I pulled my gun before he could say another word and snapped off three rounds. Two of the three plinked off his face; the third hit his left eyeball and drew a scream of pain. I felt an inadvertent grin split my lips. “You might want to reconsider that bit about me not being able to hurt you—”
He roared and came at me in a lunge. I saw a flash of red dripping down his cheek as he did it, his left eye a bloody, destroyed mess. I dodged left as he tore past me, the sidewalk cracking with every thunderous step he took. I bounced off the boarded-up brick storefront behind me as he passed and started to turn, looking for me with the one eye he had left.
“What’s that old saying, Clyde?” I sneered at him as he came around to face me. “An eye for an eye?” He glared at me and I stared back at him, unruffled; my sunglasses were still unmoved.
“Oh, I’m gonna take more than an eye from you for that,” he breathed.
“You already took more than that from me,” I said, “and I mean to take more than that from you in return.”
I raised the gun and fired again, but this time he was closer, close enough to raise a hand and block the shots with a ham-like palm.

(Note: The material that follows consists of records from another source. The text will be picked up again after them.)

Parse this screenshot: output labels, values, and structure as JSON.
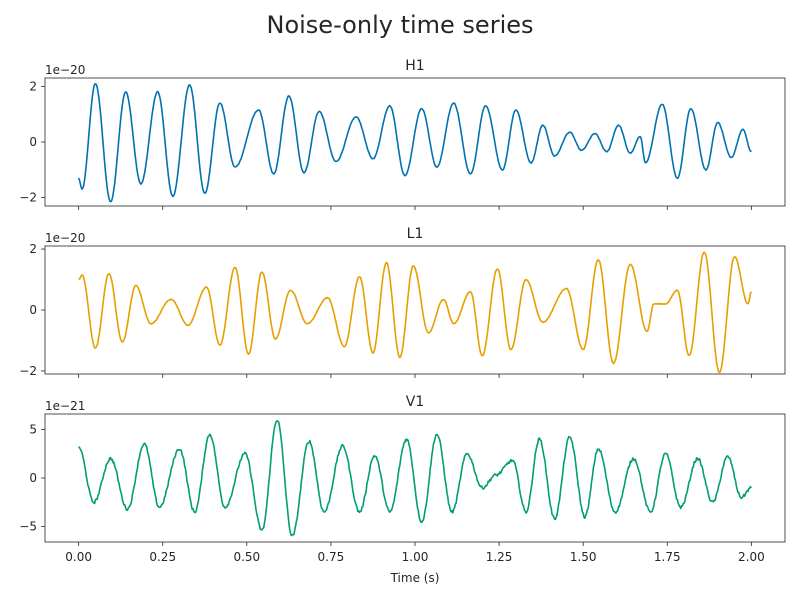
{
  "title": "Noise-only time series",
  "chart_data": {
    "type": "line",
    "xlabel": "Time (s)",
    "xlim": [
      -0.1,
      2.1
    ],
    "xticks": [
      0.0,
      0.25,
      0.5,
      0.75,
      1.0,
      1.25,
      1.5,
      1.75,
      2.0
    ],
    "xtick_labels": [
      "0.00",
      "0.25",
      "0.50",
      "0.75",
      "1.00",
      "1.25",
      "1.50",
      "1.75",
      "2.00"
    ],
    "shared_x": true,
    "grid": false,
    "panels": [
      {
        "name": "H1",
        "color": "#0072b2",
        "offset_label": "1e−20",
        "ylim": [
          -2.3,
          2.3
        ],
        "yticks": [
          -2,
          0,
          2
        ],
        "ytick_labels": [
          "−2",
          "0",
          "2"
        ],
        "extrema": [
          [
            0.0,
            -1.3
          ],
          [
            0.01,
            -1.7
          ],
          [
            0.05,
            2.1
          ],
          [
            0.095,
            -2.15
          ],
          [
            0.14,
            1.8
          ],
          [
            0.185,
            -1.5
          ],
          [
            0.235,
            1.8
          ],
          [
            0.28,
            -1.95
          ],
          [
            0.33,
            2.05
          ],
          [
            0.375,
            -1.85
          ],
          [
            0.42,
            1.4
          ],
          [
            0.465,
            -0.9
          ],
          [
            0.535,
            1.15
          ],
          [
            0.58,
            -1.15
          ],
          [
            0.625,
            1.65
          ],
          [
            0.67,
            -1.1
          ],
          [
            0.715,
            1.1
          ],
          [
            0.765,
            -0.7
          ],
          [
            0.825,
            0.9
          ],
          [
            0.875,
            -0.6
          ],
          [
            0.925,
            1.3
          ],
          [
            0.97,
            -1.2
          ],
          [
            1.02,
            1.2
          ],
          [
            1.065,
            -0.9
          ],
          [
            1.115,
            1.4
          ],
          [
            1.165,
            -1.15
          ],
          [
            1.21,
            1.3
          ],
          [
            1.26,
            -1.0
          ],
          [
            1.3,
            1.15
          ],
          [
            1.345,
            -0.75
          ],
          [
            1.38,
            0.6
          ],
          [
            1.415,
            -0.5
          ],
          [
            1.46,
            0.35
          ],
          [
            1.495,
            -0.3
          ],
          [
            1.535,
            0.3
          ],
          [
            1.57,
            -0.35
          ],
          [
            1.605,
            0.6
          ],
          [
            1.64,
            -0.4
          ],
          [
            1.67,
            0.2
          ],
          [
            1.685,
            -0.75
          ],
          [
            1.735,
            1.35
          ],
          [
            1.78,
            -1.3
          ],
          [
            1.82,
            1.2
          ],
          [
            1.865,
            -1.0
          ],
          [
            1.9,
            0.7
          ],
          [
            1.94,
            -0.55
          ],
          [
            1.975,
            0.45
          ],
          [
            2.0,
            -0.35
          ]
        ]
      },
      {
        "name": "L1",
        "color": "#e69f00",
        "offset_label": "1e−20",
        "ylim": [
          -2.1,
          2.1
        ],
        "yticks": [
          -2,
          0,
          2
        ],
        "ytick_labels": [
          "−2",
          "0",
          "2"
        ],
        "extrema": [
          [
            0.0,
            1.0
          ],
          [
            0.01,
            1.15
          ],
          [
            0.05,
            -1.25
          ],
          [
            0.09,
            1.2
          ],
          [
            0.13,
            -1.05
          ],
          [
            0.17,
            0.8
          ],
          [
            0.215,
            -0.45
          ],
          [
            0.275,
            0.35
          ],
          [
            0.325,
            -0.5
          ],
          [
            0.38,
            0.75
          ],
          [
            0.42,
            -1.15
          ],
          [
            0.465,
            1.4
          ],
          [
            0.505,
            -1.45
          ],
          [
            0.545,
            1.25
          ],
          [
            0.585,
            -0.95
          ],
          [
            0.63,
            0.65
          ],
          [
            0.68,
            -0.45
          ],
          [
            0.74,
            0.4
          ],
          [
            0.79,
            -1.2
          ],
          [
            0.835,
            1.1
          ],
          [
            0.875,
            -1.4
          ],
          [
            0.915,
            1.55
          ],
          [
            0.955,
            -1.55
          ],
          [
            0.995,
            1.45
          ],
          [
            1.04,
            -0.75
          ],
          [
            1.085,
            0.35
          ],
          [
            1.115,
            -0.45
          ],
          [
            1.165,
            0.6
          ],
          [
            1.2,
            -1.5
          ],
          [
            1.245,
            1.35
          ],
          [
            1.285,
            -1.3
          ],
          [
            1.33,
            1.0
          ],
          [
            1.38,
            -0.4
          ],
          [
            1.45,
            0.7
          ],
          [
            1.5,
            -1.3
          ],
          [
            1.545,
            1.65
          ],
          [
            1.59,
            -1.75
          ],
          [
            1.64,
            1.5
          ],
          [
            1.69,
            -0.7
          ],
          [
            1.71,
            0.2
          ],
          [
            1.745,
            0.2
          ],
          [
            1.78,
            0.65
          ],
          [
            1.815,
            -1.5
          ],
          [
            1.86,
            1.9
          ],
          [
            1.905,
            -2.05
          ],
          [
            1.95,
            1.75
          ],
          [
            1.99,
            0.2
          ],
          [
            2.0,
            0.6
          ]
        ]
      },
      {
        "name": "V1",
        "color": "#009e73",
        "offset_label": "1e−21",
        "ylim": [
          -6.6,
          6.6
        ],
        "yticks": [
          -5,
          0,
          5
        ],
        "ytick_labels": [
          "−5",
          "0",
          "5"
        ],
        "extrema": [
          [
            0.0,
            3.2
          ],
          [
            0.045,
            -2.5
          ],
          [
            0.095,
            2.0
          ],
          [
            0.145,
            -3.2
          ],
          [
            0.195,
            3.5
          ],
          [
            0.24,
            -3.0
          ],
          [
            0.3,
            3.0
          ],
          [
            0.345,
            -3.5
          ],
          [
            0.39,
            4.5
          ],
          [
            0.435,
            -3.0
          ],
          [
            0.495,
            2.5
          ],
          [
            0.545,
            -5.4
          ],
          [
            0.59,
            6.0
          ],
          [
            0.635,
            -6.0
          ],
          [
            0.685,
            3.8
          ],
          [
            0.73,
            -3.5
          ],
          [
            0.785,
            3.3
          ],
          [
            0.835,
            -3.5
          ],
          [
            0.88,
            2.3
          ],
          [
            0.925,
            -3.5
          ],
          [
            0.975,
            4.0
          ],
          [
            1.02,
            -4.5
          ],
          [
            1.065,
            4.5
          ],
          [
            1.11,
            -3.5
          ],
          [
            1.155,
            2.5
          ],
          [
            1.2,
            -1.0
          ],
          [
            1.24,
            0.3
          ],
          [
            1.29,
            1.8
          ],
          [
            1.33,
            -3.5
          ],
          [
            1.37,
            4.0
          ],
          [
            1.415,
            -4.2
          ],
          [
            1.46,
            4.2
          ],
          [
            1.505,
            -4.0
          ],
          [
            1.545,
            3.0
          ],
          [
            1.595,
            -3.5
          ],
          [
            1.65,
            2.0
          ],
          [
            1.7,
            -3.5
          ],
          [
            1.745,
            2.5
          ],
          [
            1.79,
            -3.0
          ],
          [
            1.84,
            2.0
          ],
          [
            1.885,
            -2.5
          ],
          [
            1.93,
            2.2
          ],
          [
            1.97,
            -2.0
          ],
          [
            2.0,
            -1.0
          ]
        ]
      }
    ]
  }
}
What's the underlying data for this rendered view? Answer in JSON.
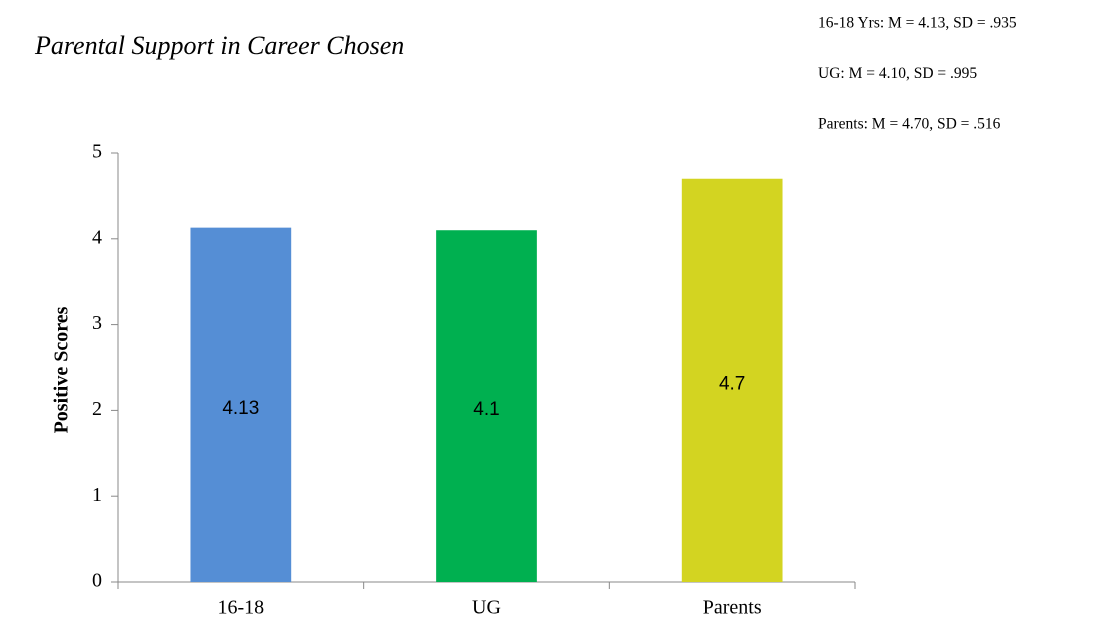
{
  "chart_data": {
    "type": "bar",
    "title": "Parental Support in Career Chosen",
    "y_label": "Positive Scores",
    "annotations": [
      "16-18 Yrs:  M = 4.13, SD = .935",
      "UG:  M = 4.10, SD = .995",
      "Parents:  M = 4.70, SD = .516"
    ],
    "categories": [
      "16-18",
      "UG",
      "Parents"
    ],
    "values": [
      4.13,
      4.1,
      4.7
    ],
    "colors": [
      "#558ed5",
      "#00b050",
      "#d3d421"
    ],
    "ylim": [
      0,
      5
    ],
    "yticks": [
      0,
      1,
      2,
      3,
      4,
      5
    ],
    "grid": false,
    "data_labels": true
  }
}
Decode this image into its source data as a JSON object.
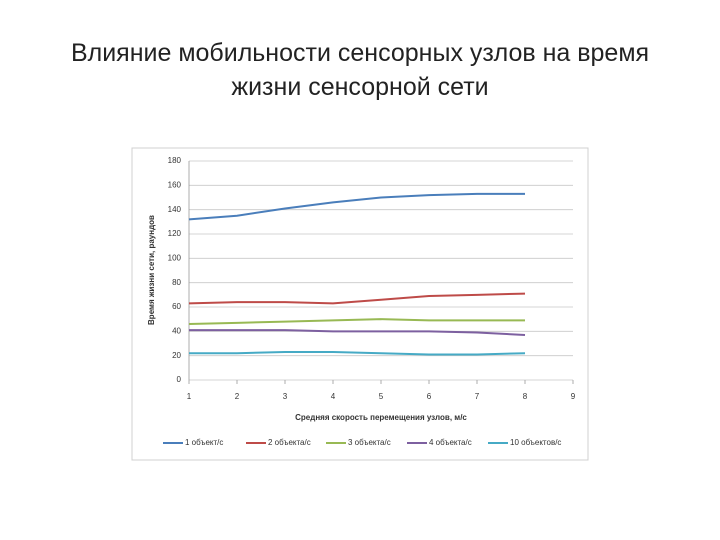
{
  "chart_data": {
    "type": "line",
    "title": "Влияние мобильности сенсорных узлов на время жизни сенсорной сети",
    "x_label": "Средняя скорость перемещения узлов, м/с",
    "y_label": "Время жизни сети, раундов",
    "x": [
      1,
      2,
      3,
      4,
      5,
      6,
      7,
      8
    ],
    "xlim": [
      1,
      9
    ],
    "xticks": [
      1,
      2,
      3,
      4,
      5,
      6,
      7,
      8,
      9
    ],
    "ylim": [
      0,
      180
    ],
    "yticks": [
      0,
      20,
      40,
      60,
      80,
      100,
      120,
      140,
      160,
      180
    ],
    "grid": true,
    "legend": "bottom",
    "series": [
      {
        "name": "1 объект/с",
        "color": "#4a7ebb",
        "values": [
          132,
          135,
          141,
          146,
          150,
          152,
          153,
          153
        ]
      },
      {
        "name": "2 объекта/с",
        "color": "#be4b48",
        "values": [
          63,
          64,
          64,
          63,
          66,
          69,
          70,
          71
        ]
      },
      {
        "name": "3 объекта/с",
        "color": "#98b954",
        "values": [
          46,
          47,
          48,
          49,
          50,
          49,
          49,
          49
        ]
      },
      {
        "name": "4 объекта/с",
        "color": "#7d60a0",
        "values": [
          41,
          41,
          41,
          40,
          40,
          40,
          39,
          37
        ]
      },
      {
        "name": "10 объектов/с",
        "color": "#46aac5",
        "values": [
          22,
          22,
          23,
          23,
          22,
          21,
          21,
          22
        ]
      }
    ]
  }
}
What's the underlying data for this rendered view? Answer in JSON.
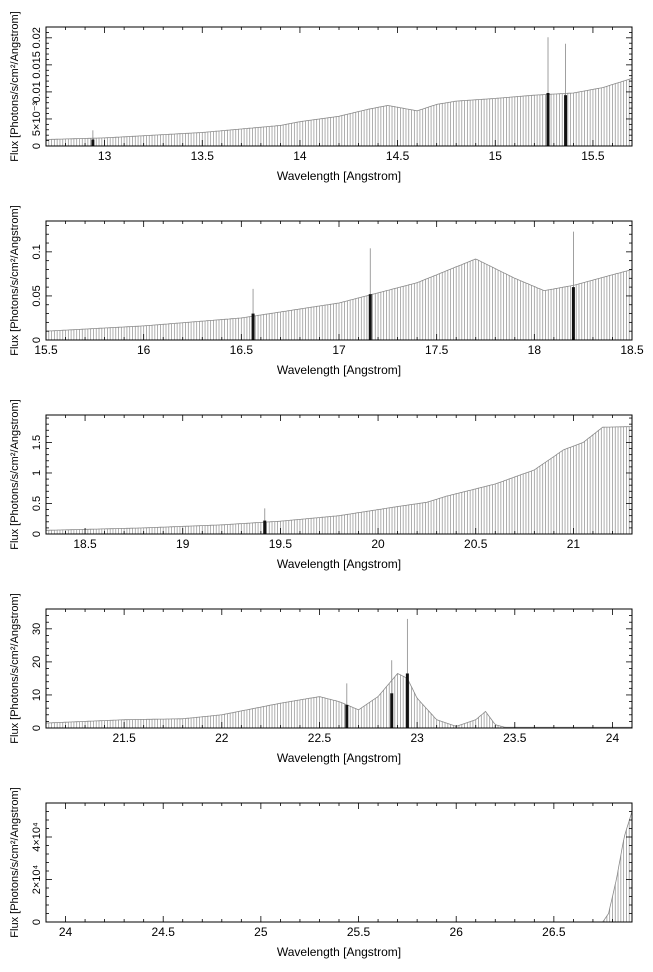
{
  "chart_data": [
    {
      "type": "bar",
      "xlabel": "Wavelength [Angstrom]",
      "ylabel": "Flux [Photons/s/cm²/Angstrom]",
      "xlim": [
        12.7,
        15.7
      ],
      "ylim": [
        0,
        0.022
      ],
      "xticks": [
        13,
        13.5,
        14,
        14.5,
        15,
        15.5
      ],
      "yticks": [
        0,
        0.005,
        0.01,
        0.015,
        0.02
      ],
      "ytick_labels": [
        "0",
        "5×10⁻³",
        "0.01",
        "0.015",
        "0.02"
      ],
      "continuum": {
        "x": [
          12.7,
          13.0,
          13.5,
          13.9,
          14.0,
          14.2,
          14.35,
          14.45,
          14.6,
          14.7,
          14.8,
          15.0,
          15.2,
          15.4,
          15.55,
          15.7
        ],
        "y": [
          0.0012,
          0.0015,
          0.0025,
          0.0038,
          0.0045,
          0.0055,
          0.0068,
          0.0075,
          0.0065,
          0.0077,
          0.0083,
          0.0088,
          0.0094,
          0.0098,
          0.0108,
          0.0125
        ]
      },
      "lines": [
        {
          "x": 12.94,
          "value": 0.0012,
          "error": 0.0017
        },
        {
          "x": 15.27,
          "value": 0.0098,
          "error": 0.0103
        },
        {
          "x": 15.36,
          "value": 0.0094,
          "error": 0.0095
        }
      ]
    },
    {
      "type": "bar",
      "xlabel": "Wavelength [Angstrom]",
      "ylabel": "Flux [Photons/s/cm²/Angstrom]",
      "xlim": [
        15.5,
        18.5
      ],
      "ylim": [
        0,
        0.135
      ],
      "xticks": [
        15.5,
        16,
        16.5,
        17,
        17.5,
        18,
        18.5
      ],
      "yticks": [
        0,
        0.05,
        0.1
      ],
      "ytick_labels": [
        "0",
        "0.05",
        "0.1"
      ],
      "continuum": {
        "x": [
          15.5,
          16.0,
          16.5,
          17.0,
          17.4,
          17.7,
          17.9,
          18.05,
          18.2,
          18.5
        ],
        "y": [
          0.01,
          0.016,
          0.025,
          0.042,
          0.065,
          0.092,
          0.07,
          0.056,
          0.062,
          0.08
        ]
      },
      "lines": [
        {
          "x": 16.56,
          "value": 0.03,
          "error": 0.028
        },
        {
          "x": 17.16,
          "value": 0.052,
          "error": 0.052
        },
        {
          "x": 18.2,
          "value": 0.06,
          "error": 0.063
        }
      ]
    },
    {
      "type": "bar",
      "xlabel": "Wavelength [Angstrom]",
      "ylabel": "Flux [Photons/s/cm²/Angstrom]",
      "xlim": [
        18.3,
        21.3
      ],
      "ylim": [
        0,
        1.95
      ],
      "xticks": [
        18.5,
        19,
        19.5,
        20,
        20.5,
        21
      ],
      "yticks": [
        0,
        0.5,
        1,
        1.5
      ],
      "ytick_labels": [
        "0",
        "0.5",
        "1",
        "1.5"
      ],
      "continuum": {
        "x": [
          18.3,
          18.8,
          19.2,
          19.5,
          19.8,
          20.1,
          20.25,
          20.35,
          20.6,
          20.8,
          20.95,
          21.05,
          21.15,
          21.3
        ],
        "y": [
          0.06,
          0.1,
          0.15,
          0.21,
          0.3,
          0.45,
          0.52,
          0.62,
          0.82,
          1.05,
          1.38,
          1.5,
          1.75,
          1.76
        ]
      },
      "lines": [
        {
          "x": 19.42,
          "value": 0.22,
          "error": 0.2
        }
      ]
    },
    {
      "type": "bar",
      "xlabel": "Wavelength [Angstrom]",
      "ylabel": "Flux [Photons/s/cm²/Angstrom]",
      "xlim": [
        21.1,
        24.1
      ],
      "ylim": [
        0,
        36
      ],
      "xticks": [
        21.5,
        22,
        22.5,
        23,
        23.5,
        24
      ],
      "yticks": [
        0,
        10,
        20,
        30
      ],
      "ytick_labels": [
        "0",
        "10",
        "20",
        "30"
      ],
      "continuum": {
        "x": [
          21.1,
          21.5,
          21.8,
          22.0,
          22.3,
          22.5,
          22.6,
          22.7,
          22.8,
          22.9,
          22.95,
          23.0,
          23.1,
          23.2,
          23.3,
          23.35,
          23.4,
          23.45,
          24.1
        ],
        "y": [
          1.5,
          2.5,
          2.8,
          4,
          7.5,
          9.5,
          8,
          5.5,
          9.5,
          16.5,
          15,
          9,
          2.5,
          0.5,
          2.5,
          5,
          1,
          0.2,
          0.2
        ]
      },
      "lines": [
        {
          "x": 22.64,
          "value": 7,
          "error": 6.5
        },
        {
          "x": 22.87,
          "value": 10.5,
          "error": 10
        },
        {
          "x": 22.95,
          "value": 16.5,
          "error": 16.5
        }
      ]
    },
    {
      "type": "bar",
      "xlabel": "Wavelength [Angstrom]",
      "ylabel": "Flux [Photons/s/cm²/Angstrom]",
      "xlim": [
        23.9,
        26.9
      ],
      "ylim": [
        0,
        56000
      ],
      "xticks": [
        24,
        24.5,
        25,
        25.5,
        26,
        26.5
      ],
      "yticks": [
        0,
        20000,
        40000
      ],
      "ytick_labels": [
        "0",
        "2×10⁴",
        "4×10⁴"
      ],
      "continuum": {
        "x": [
          23.9,
          26.75,
          26.78,
          26.82,
          26.86,
          26.9
        ],
        "y": [
          0,
          0,
          4000,
          20000,
          40000,
          52000
        ]
      },
      "lines": []
    }
  ]
}
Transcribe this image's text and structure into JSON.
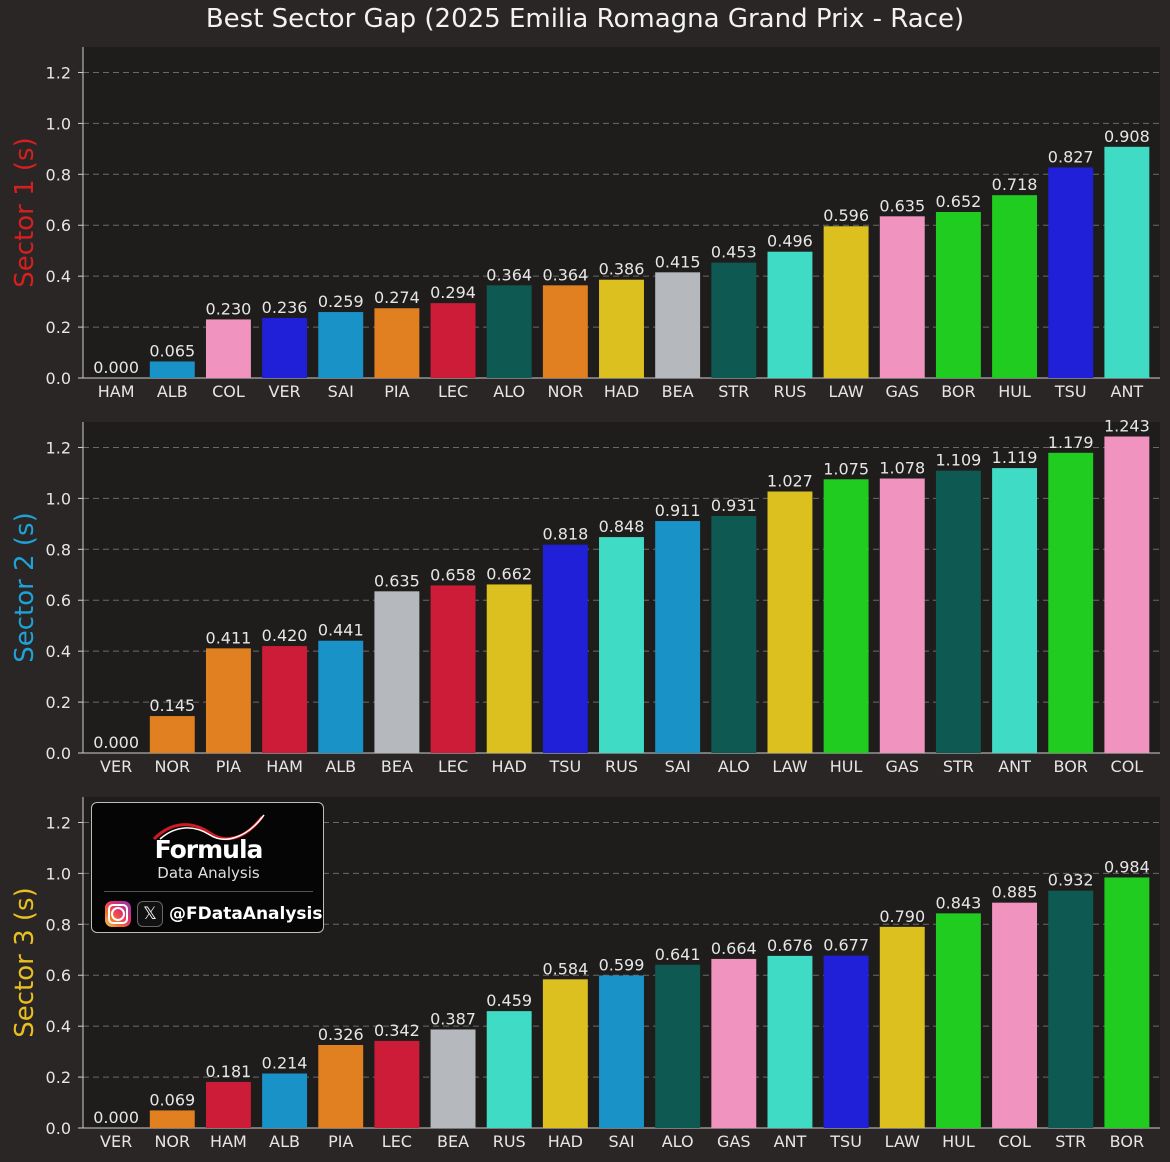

I tried to jerk my pistol away but his fingers closed on it entirely too quickly, and I heard the sound of the metal barrel creak as he bent it. I let it go and dodged to his left in a dead run, back toward the alleyway I had been standing in before.
“Where do you think you’re going? ” he shouted and I heard him take off after me, feet crashing against the pavement as he ran. I kept ahead of him, running at full speed through the alley. I dodged over the tripwire I’d left in the middle of it, hoping he wouldn’t see it until it was too late—
The sound of a pallet of bricks falling onto Clary’s metal head greeted my ears as he snagged the tripwire, followed by a sharp shout of rage. I tossed a look back over my shoulder when I heard them drop and watched as he disappeared under an avalanche of falling red bricks. I paused only a second, long enough to see him come out the other side of the cloud of dust where he had broken through them. I turned on the jets again, feeling my thighs pump up and down as I ran out the end of the alley and crossed the street beyond.
“DAMN YOU, GIRL!” The shout was like the end of the world, and was followed by the sound of a ton of metal leaping through the air behind me. Clary jumped twenty feet, surprising the hell out of me. I’d never seen him do anything like it before, and when he landed he did so not terribly far behind me. I jumped a chain-link fence in a single bound and heard him run through it behind me, the links snapping from the force of his charge. I landed in an overgrown field, my boots sinking into the mud from where the frost had melted but failed to be absorbed into the ground. The thick, sticky consistency of it caused me to waver for a moment before my feet broke free of the suction. I was moving again a second later, but it gave Clary a chance to close the gap between us to a little over five feet.
I was taking deep breaths by this point, the adrenaline pumping through my veins. I jumped the fence on the other side of the lot and landed on the sidewalk beyond. My eyes came up and fixed on my destination in the distance, not far now, only a couple of streets away—
I was still running when I felt something land on my coat collar. With a yank I felt myself ripped backward in a horse-collar tackle as my legs kept moving forward. The back of my neck was slammed into the street’s hard asphalt. Pain ran down my spine from the impact and instantly my head pounded with searing agony. It felt as though someone had taken a spear and stabbed it through the top of my head and let it run down the base of my neck, shattering my spine all the way down. I heard a cry of pain, a gasp for air and I realized it was me.
A steel hand gripped me around the throat and tore me from the ground, lifting me into the air. He brought me up to his face, looked at me with his remaining eye, a singularly humorless expression etched on his metal features. “What were you saying about an eye for an eye, girl?”